In the Seanad, the second stage of the Central Bank (Individual Accountability Framework) Bill is at 3.45pm, and Senator Victor Boyhan has a motion on a National Forestry Fund at 6.15pm.
It’s a busy day for the committees. The welfare and safety of workers and patients in the health service is the subject of a health committee session at 9.30am, with automatic enrolment in pensions being examined by the Joint Committee on Social Protection at the same time. Paschal Donohoe and junior minister Ossian Smyth are with the finance committee at 1.30pm, with Catherine Martin and Thomas Byrne also in on revised estimates at the tourism committee at the same time.
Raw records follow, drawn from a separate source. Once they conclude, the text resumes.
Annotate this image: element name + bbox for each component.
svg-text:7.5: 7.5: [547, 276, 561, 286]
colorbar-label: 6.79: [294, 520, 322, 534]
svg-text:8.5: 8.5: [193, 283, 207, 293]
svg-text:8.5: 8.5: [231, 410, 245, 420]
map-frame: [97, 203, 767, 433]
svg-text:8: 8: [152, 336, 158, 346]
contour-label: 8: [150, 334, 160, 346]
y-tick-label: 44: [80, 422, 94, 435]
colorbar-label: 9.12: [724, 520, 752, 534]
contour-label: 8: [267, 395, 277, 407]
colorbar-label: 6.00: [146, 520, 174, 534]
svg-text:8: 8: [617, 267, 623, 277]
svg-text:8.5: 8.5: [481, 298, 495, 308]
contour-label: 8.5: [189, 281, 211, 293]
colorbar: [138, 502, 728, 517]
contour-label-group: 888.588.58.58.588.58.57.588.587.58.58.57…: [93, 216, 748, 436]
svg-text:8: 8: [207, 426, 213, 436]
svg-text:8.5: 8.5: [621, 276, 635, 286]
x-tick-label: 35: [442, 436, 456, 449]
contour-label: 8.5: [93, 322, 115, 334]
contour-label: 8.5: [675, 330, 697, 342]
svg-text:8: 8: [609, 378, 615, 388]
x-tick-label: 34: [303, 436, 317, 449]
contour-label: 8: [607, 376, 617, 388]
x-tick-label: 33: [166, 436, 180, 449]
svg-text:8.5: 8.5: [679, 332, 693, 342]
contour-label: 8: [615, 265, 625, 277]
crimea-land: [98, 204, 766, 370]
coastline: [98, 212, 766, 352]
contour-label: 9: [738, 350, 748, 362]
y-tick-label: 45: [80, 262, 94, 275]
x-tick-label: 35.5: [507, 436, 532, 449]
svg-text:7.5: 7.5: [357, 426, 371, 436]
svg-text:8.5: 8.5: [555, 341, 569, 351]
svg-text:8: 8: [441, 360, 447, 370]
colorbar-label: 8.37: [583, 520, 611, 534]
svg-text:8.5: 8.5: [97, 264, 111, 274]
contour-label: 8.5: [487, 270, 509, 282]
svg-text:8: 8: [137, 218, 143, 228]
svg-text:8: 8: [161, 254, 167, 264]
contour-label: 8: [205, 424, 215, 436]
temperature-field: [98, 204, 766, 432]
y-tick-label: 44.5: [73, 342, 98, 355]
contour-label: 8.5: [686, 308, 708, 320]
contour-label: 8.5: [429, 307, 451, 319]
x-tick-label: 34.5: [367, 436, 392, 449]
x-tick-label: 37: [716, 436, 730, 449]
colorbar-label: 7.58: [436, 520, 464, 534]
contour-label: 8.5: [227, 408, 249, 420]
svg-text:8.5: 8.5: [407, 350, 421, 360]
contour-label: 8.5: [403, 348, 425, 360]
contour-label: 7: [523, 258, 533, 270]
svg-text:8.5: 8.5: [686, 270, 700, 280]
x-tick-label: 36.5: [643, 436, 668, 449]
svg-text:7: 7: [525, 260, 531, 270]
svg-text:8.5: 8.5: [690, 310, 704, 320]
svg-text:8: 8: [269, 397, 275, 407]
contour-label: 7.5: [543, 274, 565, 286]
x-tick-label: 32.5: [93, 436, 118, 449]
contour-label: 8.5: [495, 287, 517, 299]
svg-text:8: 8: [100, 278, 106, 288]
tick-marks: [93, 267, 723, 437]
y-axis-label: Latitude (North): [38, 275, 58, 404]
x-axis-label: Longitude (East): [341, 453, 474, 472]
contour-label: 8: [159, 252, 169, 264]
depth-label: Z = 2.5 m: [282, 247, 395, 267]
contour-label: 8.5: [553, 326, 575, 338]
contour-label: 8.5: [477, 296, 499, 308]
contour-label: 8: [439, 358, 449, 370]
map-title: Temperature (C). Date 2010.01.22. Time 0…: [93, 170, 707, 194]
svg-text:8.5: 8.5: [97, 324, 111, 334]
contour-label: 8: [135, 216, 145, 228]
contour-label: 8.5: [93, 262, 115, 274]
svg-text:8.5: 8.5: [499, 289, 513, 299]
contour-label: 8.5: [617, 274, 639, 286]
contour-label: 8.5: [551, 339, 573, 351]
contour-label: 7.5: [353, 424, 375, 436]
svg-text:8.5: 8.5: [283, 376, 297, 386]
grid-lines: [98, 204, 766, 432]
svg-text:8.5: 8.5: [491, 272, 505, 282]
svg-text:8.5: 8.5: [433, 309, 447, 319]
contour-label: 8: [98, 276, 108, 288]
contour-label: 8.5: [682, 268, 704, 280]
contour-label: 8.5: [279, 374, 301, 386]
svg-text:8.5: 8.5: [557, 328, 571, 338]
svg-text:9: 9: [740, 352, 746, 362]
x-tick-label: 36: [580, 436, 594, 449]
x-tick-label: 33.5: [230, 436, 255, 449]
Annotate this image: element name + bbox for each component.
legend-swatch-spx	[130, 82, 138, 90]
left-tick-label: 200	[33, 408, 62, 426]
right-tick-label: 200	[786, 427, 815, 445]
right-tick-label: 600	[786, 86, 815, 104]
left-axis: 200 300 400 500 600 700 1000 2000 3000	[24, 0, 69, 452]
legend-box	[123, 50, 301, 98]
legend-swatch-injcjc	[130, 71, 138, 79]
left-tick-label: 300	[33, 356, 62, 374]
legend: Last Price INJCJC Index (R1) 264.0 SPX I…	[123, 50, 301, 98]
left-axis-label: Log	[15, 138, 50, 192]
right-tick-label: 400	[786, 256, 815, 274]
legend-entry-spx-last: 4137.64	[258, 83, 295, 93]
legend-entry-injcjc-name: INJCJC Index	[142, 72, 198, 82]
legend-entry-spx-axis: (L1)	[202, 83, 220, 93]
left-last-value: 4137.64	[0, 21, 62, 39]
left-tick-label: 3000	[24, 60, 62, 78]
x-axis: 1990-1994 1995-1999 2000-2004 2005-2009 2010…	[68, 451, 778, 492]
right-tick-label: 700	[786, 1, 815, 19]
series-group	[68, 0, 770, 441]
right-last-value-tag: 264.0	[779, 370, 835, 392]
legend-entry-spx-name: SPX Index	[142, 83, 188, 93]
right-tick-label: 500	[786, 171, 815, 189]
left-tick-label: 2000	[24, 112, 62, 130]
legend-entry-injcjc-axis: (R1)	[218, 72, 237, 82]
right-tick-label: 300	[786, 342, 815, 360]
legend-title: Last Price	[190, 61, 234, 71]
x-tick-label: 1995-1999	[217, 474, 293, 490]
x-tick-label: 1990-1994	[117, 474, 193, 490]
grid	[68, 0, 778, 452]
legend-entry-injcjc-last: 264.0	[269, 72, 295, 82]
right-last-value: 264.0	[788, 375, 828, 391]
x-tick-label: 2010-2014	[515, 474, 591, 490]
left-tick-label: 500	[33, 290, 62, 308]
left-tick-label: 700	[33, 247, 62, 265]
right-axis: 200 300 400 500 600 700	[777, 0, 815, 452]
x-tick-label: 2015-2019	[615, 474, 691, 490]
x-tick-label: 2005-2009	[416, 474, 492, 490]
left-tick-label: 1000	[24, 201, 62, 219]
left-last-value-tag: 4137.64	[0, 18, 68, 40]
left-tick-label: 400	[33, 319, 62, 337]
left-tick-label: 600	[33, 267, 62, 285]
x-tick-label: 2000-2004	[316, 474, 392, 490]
Norma Foley has the same duty at 5.30pm, as do Charlie McConalogue and Roderic O’Gorman at their respective sectoral committees.
The parliamentary party meetings are scheduled for later this afternoon and into the evening.
Tánaiste Micheál Martin is in Washington, DC. He will give a speech to the Atlantic Council in the morning on Northern Ireland and other matters. He is meeting national security adviser Jake Sullivan in the White House and then travels on to Capitol Hill where he is meeting the Friends of Ireland caucus, among others. He will also be meeting US state department officials.